Treating software as engineering makes clearer the idea that different development goals are appropriate for different projects. When a building is designed, the construction materials must suit the building’s purpose. I can build a large equipment shed to store farming vehicles from thin, uninsulated sheet metal. I wouldn’t build a house the same way. But even though the house is sturdier and warmer, we wouldn’t refer to the shed as being inferior to the house in any way. The shed has been designed appropriately for its intended purpose. If it had been built the same way as a house, we might even criticize it for being “over-engineered”—a judgment that the designers wasted resources in building it and that it actually isn’t well engineered.

In software, a well-run project can be managed to meet any of the following product objectives:

• Minimal defects

• Maximum user satisfaction

• Minimal response time

• Good maintainability

• Good extendibility

• High robustness

• High correctness

Each software project team should define the relative importance of each characteristic explicitly, and then the project team should conduct the project in a way that achieves its objectives.

Software projects are different from engineering projects that use physical materials. In other kinds of engineering, the cost of materials can contribute 50 percent or more of the total project cost. Some engineering companies report that they automatically regard projects with labor constituting more than 50 percent of project cost as high risk.[3] On a typical software project, labor costs can contribute almost 100 percent of the total project cost. Most engineering projects focus on optimizing product goals; design costs are relatively insignificant. Because labor cost makes up such a large part of total lifetime software costs, software projects need to focus more on optimizing project goals than other kinds of engineering do. So, in addition to working toward product objectives, a software team might also work to achieve any of the following project objectives:

• Short schedule

• Predictable delivery date

• Low cost

• Small team size

• Flexibility to make mid-project feature-set changes

Each software project must strike a balance among various project and product goals. We don’t want to pay $5,000 for a word processor, nor do we want one that crashes every 15 minutes.

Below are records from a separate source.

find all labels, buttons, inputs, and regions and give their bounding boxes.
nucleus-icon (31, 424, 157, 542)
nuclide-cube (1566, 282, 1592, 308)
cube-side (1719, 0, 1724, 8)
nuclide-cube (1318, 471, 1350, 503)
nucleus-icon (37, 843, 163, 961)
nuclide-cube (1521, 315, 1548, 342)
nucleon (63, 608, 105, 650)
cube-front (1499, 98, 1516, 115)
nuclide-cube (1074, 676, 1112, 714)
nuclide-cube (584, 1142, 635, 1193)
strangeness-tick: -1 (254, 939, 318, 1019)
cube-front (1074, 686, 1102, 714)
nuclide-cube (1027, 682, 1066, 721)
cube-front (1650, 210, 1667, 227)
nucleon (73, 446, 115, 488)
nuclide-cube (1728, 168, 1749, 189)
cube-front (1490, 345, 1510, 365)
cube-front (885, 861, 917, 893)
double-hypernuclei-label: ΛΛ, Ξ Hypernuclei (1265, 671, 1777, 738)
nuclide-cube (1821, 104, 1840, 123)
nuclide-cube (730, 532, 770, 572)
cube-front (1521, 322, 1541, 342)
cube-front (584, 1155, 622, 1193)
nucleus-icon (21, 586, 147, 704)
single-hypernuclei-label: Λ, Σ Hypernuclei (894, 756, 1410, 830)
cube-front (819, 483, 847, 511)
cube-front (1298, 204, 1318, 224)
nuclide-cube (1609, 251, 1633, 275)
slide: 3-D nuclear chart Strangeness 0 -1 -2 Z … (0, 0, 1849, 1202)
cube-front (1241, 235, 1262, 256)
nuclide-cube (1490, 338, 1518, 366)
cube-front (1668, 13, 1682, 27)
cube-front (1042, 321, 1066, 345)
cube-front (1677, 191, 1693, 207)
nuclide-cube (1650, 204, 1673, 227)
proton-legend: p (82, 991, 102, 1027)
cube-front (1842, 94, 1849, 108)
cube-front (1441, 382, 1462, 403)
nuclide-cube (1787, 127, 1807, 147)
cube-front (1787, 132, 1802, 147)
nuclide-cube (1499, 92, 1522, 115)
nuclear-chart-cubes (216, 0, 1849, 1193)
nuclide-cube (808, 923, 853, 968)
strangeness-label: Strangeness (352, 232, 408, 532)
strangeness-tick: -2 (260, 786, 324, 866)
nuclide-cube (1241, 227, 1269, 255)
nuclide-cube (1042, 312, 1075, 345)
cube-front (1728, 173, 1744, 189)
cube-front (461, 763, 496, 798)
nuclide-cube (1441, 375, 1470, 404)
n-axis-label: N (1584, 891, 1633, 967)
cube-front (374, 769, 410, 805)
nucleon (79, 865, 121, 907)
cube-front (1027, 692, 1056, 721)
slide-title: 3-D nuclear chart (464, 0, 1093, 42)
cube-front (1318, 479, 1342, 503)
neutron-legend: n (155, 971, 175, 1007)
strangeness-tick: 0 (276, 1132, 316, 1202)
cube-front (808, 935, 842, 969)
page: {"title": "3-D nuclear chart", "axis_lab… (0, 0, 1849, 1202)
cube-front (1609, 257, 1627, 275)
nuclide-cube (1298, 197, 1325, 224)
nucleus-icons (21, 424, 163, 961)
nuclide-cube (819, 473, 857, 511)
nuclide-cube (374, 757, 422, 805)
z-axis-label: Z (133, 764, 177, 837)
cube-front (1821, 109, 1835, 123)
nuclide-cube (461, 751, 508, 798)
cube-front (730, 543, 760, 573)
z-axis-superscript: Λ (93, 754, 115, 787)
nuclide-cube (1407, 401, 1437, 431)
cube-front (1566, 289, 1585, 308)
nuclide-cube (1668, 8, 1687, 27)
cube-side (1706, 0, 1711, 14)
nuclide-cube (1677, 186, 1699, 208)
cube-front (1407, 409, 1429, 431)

Which of these specific product and project characteristics a project team emphasizes does not determine whether a project is a true “software engineering” project. Some projects need to produce software with minimal defects and near-perfect correctness—software for medical equipment, avionics, anti-lock brakes, and so on. Most people would agree that these projects are an appropriate domain for full-blown software engineering. Other projects need to deliver their software with adequate reliability but with low costs and short schedules. Are these properly the domain of software engineering? One informal definition of engineering is “doing for a dime what anyone can do for a dollar.” Lots of software projects today are doing for a dollar what any good software engineer could do for a dime. Economical development is also the domain of software engineering.

Today’s pervasive reliance on code-and-fix development—and the cost and schedule overruns that go with it—is not the result of a software engineering calculation, but of too little education and training in software engineering practices.

The Right Questions

Software development as it’s commonly practiced today doesn’t look much like engineering, but it could. Once we stop asking the wrong question of, “What is software development currently?” and start asking the right question of, “Should professional software development be engineering?” we can start answering the really interesting questions. What is software engineering’s core body of knowledge? What needs to be done before professional software developers can use that knowledge? How big is the payback from practicing software development as an engineering discipline? What are appropriate standards of professional conduct for software developers? For software organizations? Should software developers be regulated? If so, to what extent? And, perhaps the most interesting question of all: What will the software industry look like after all these questions have been answered?